One way of dealing with the killing sessions problem is to start synchronizing sessions across your tomcat instances. This works fine if you don’t have too many instances, too many sessions, too large sessions. Either you won’t scale, or you will start creating groups of synchronized tomcat instances and start having a few of those groups. This is something I would rather not have to maintain.
One common solution is to introduce an external session storage, let’s say, the database. While the database works, it might become the bottleneck rather sooner than later. Another solution is to use an external cache, let’s say, memcached. There are many cache solutions out there, and most of them will probable better fit your specific case, but in our case, memcached worked just fine. To be honest, we are using the elasticache brother of memcached provided my the amazon aws infrastructure, for more details go visit http://aws.amazon.com/elasticache/.
The setup of a memcached node is quite well documented, I won’t go into any details here.
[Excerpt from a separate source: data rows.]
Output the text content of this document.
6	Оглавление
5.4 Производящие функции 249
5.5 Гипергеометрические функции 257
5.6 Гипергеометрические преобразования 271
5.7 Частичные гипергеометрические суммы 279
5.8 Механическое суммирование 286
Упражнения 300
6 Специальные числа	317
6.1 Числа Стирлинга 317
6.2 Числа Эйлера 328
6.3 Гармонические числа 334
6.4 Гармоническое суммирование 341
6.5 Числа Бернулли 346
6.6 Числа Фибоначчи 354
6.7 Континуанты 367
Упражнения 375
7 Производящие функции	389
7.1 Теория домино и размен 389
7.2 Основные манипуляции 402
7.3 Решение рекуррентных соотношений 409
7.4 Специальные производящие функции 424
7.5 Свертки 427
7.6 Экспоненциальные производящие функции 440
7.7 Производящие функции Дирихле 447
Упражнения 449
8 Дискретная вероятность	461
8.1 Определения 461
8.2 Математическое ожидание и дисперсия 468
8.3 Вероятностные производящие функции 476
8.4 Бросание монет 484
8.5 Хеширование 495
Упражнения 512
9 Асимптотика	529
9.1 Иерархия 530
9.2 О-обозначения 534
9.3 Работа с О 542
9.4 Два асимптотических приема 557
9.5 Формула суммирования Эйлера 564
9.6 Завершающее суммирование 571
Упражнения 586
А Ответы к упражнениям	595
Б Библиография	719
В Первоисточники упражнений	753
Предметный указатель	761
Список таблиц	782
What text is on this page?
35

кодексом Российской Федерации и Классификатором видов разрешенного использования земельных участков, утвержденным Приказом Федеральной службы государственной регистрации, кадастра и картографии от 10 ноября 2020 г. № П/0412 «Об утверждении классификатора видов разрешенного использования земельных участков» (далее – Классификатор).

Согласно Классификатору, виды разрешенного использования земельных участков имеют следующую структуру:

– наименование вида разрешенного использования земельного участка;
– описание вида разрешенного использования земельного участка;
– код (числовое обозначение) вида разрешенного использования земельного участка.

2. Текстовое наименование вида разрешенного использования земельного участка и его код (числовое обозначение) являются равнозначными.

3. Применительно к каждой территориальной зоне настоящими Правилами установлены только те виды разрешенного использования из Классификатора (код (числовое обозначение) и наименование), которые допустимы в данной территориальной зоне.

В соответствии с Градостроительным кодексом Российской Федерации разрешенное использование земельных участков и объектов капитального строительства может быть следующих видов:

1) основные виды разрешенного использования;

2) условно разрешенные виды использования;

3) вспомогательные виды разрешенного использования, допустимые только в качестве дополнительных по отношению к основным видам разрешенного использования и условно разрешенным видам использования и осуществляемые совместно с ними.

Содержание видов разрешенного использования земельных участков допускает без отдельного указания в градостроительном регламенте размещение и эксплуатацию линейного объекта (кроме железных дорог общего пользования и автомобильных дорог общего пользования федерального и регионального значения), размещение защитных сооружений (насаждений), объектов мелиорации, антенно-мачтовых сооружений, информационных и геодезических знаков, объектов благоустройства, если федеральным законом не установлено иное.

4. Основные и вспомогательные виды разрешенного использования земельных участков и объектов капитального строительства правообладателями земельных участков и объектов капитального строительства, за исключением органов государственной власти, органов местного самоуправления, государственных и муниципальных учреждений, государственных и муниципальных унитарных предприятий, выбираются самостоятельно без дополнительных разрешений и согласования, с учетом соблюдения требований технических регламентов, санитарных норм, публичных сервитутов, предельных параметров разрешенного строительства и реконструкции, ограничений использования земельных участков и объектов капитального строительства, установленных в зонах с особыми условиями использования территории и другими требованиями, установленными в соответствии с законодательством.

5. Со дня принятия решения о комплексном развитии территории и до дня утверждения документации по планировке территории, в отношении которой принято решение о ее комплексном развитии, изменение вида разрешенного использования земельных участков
Regarding our web application, we are using spring security.
So all we had to do was to:
- provide our own session storage implementation that stores the security context into memcached rather then storing it into the http session;
- forbid the storage of ANY information into the http session;
- forbid the access to file system or any other machine bound resources (the next call will get you to another machine, so simply don’t)
We ended up using memcached for cluster synchronization of jobs, session authentication storage and, for a short period of time, the PDFs we generate asynchronously in the application. This changes to our web application were crucial to make the move into to the amazon cloud infrastructure. The fact that the web application is based on a GWT + Spring stack did help, but it was not enough.